Leave sugar out of recipes when possible. With cooking, Silber suggests cutting the sugar from the recipe entirely, or cutting it in half. “I do this a lot where I see a recipe for a marinade that has a lot of honey or white sugar that I will eliminate and I still think the recipe comes out tasty,” she says.

For baking, Silber says to look for recipes that use more natural forms of sugar, such as honey, agave, or maple syrup because they’re more concentrated, so you’ll use less of it. And remember: “There is a time and a place for [sweets],” Silber says. “Just because it doesn’t have the white sugar doesn’t mean it’s a food that should be given all the time.”

RELATED: Recipe for Chocolate Banana Ice Cream from Nicole Silber, R.D.

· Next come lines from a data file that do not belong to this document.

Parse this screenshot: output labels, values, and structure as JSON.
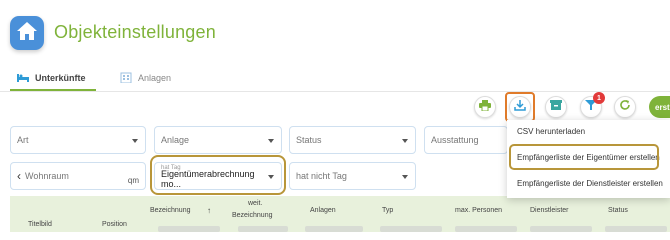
{
  "header": {
    "title": "Objekteinstellungen",
    "home_icon": "house-icon"
  },
  "tabs": [
    {
      "label": "Unterkünfte",
      "icon": "bed-icon",
      "active": true
    },
    {
      "label": "Anlagen",
      "icon": "building-icon",
      "active": false
    }
  ],
  "toolbar": {
    "buttons": [
      {
        "name": "print",
        "icon": "printer-icon",
        "color": "#7fb33a"
      },
      {
        "name": "download",
        "icon": "download-icon",
        "color": "#2e9bd6"
      },
      {
        "name": "archive",
        "icon": "archive-icon",
        "color": "#3aa6a0"
      },
      {
        "name": "filter",
        "icon": "filter-icon",
        "color": "#2e9bd6"
      },
      {
        "name": "refresh",
        "icon": "refresh-icon",
        "color": "#7fb33a"
      }
    ],
    "filter_badge": "1",
    "create_label": "erst"
  },
  "filters": {
    "art": "Art",
    "anlage": "Anlage",
    "status": "Status",
    "ausstattung": "Ausstattung",
    "wohnraum": "Wohnraum",
    "wohnraum_unit": "qm",
    "hat_tag_label": "hat Tag",
    "hat_tag_value": "Eigentümerabrechnung mo...",
    "hat_nicht_tag": "hat nicht Tag"
  },
  "download_menu": {
    "items": [
      "CSV herunterladen",
      "Empfängerliste der Eigentümer erstellen",
      "Empfängerliste der Dienstleister erstellen"
    ]
  },
  "table": {
    "columns": {
      "titelbild": "Titelbild",
      "position": "Position",
      "bezeichnung": "Bezeichnung",
      "sort_arrow": "↑",
      "weit_bezeichnung_1": "weit.",
      "weit_bezeichnung_2": "Bezeichnung",
      "anlagen": "Anlagen",
      "typ": "Typ",
      "max_personen": "max. Personen",
      "dienstleister": "Dienstleister",
      "status": "Status"
    }
  },
  "colors": {
    "brand_green": "#7fb33a",
    "accent_blue": "#2e9bd6",
    "highlight_orange": "#e07b2a",
    "highlight_gold": "#b8963a"
  }
}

Read and understand the Nutrition Facts labels on packaged foods. The Food and Drug Administration announced a new Nutrition Facts label in May 2016, which among other changes includes an “Includes X g Added Sugars” field. Food manufacturers will need to implement the new label by July 26, 2018, while smaller companies will have an additional year to comply, according to the FDA.

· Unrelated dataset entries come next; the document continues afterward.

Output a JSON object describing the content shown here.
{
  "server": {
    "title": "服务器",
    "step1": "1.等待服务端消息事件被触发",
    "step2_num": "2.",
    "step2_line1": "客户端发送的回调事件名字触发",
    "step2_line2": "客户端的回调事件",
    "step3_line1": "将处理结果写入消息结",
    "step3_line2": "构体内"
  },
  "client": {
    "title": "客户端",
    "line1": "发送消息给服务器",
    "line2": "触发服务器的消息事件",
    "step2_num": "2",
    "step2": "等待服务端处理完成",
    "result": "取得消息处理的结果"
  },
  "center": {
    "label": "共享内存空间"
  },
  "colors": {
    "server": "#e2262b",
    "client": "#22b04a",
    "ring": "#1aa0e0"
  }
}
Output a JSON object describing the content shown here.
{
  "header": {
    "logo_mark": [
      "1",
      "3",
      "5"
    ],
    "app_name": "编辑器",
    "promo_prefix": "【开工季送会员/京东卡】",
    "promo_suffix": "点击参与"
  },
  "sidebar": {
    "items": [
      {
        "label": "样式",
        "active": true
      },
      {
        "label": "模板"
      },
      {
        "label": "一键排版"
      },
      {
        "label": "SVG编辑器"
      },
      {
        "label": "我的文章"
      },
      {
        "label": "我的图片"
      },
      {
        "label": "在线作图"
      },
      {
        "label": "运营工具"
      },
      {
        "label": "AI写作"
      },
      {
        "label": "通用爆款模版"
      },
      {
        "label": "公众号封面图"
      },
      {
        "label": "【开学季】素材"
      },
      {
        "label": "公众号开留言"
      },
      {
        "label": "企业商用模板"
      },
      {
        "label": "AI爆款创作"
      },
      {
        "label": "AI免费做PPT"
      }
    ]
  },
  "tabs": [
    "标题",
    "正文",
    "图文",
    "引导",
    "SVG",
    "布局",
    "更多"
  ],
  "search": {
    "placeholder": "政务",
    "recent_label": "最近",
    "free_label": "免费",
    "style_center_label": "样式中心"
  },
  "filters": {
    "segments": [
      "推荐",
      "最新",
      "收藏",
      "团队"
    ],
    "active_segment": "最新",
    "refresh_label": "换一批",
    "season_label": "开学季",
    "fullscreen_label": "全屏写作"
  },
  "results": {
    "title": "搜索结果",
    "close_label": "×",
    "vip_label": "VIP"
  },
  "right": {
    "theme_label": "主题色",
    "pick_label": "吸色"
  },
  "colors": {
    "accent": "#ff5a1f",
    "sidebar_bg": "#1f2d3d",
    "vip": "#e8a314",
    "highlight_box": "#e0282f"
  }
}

Until then, Silber suggests thinking about it in terms of a sugar packet, which is approximately 4 grams of sugar. If you choose a food product that has 8-12 grams of sugar per serving, “envision yourself opening up two or three sugar packets and pouring that into your dish. That can become quite alarming,” she says.

Silber recommends choosing condiments (ketchup, salad dressing, and marinades) with less than 5 grams of sugar per serving, and foods (breads, yogurts, cereals, etc.) with no more than 10 grams of sugar per serving.

An easy way to keep track of your added sugar intake is to convert the grams per serving into teaspoons. There are 4.2 grams of sugar per teaspoon, Dr. Lustig says. That comes out to less than 25 grams per day for children and teens, 25.2 grams for women, and 37.8 grams for men. “We’re currently at about 90 [grams per day] on average. That’s a big difference,” Dr. Lustig says.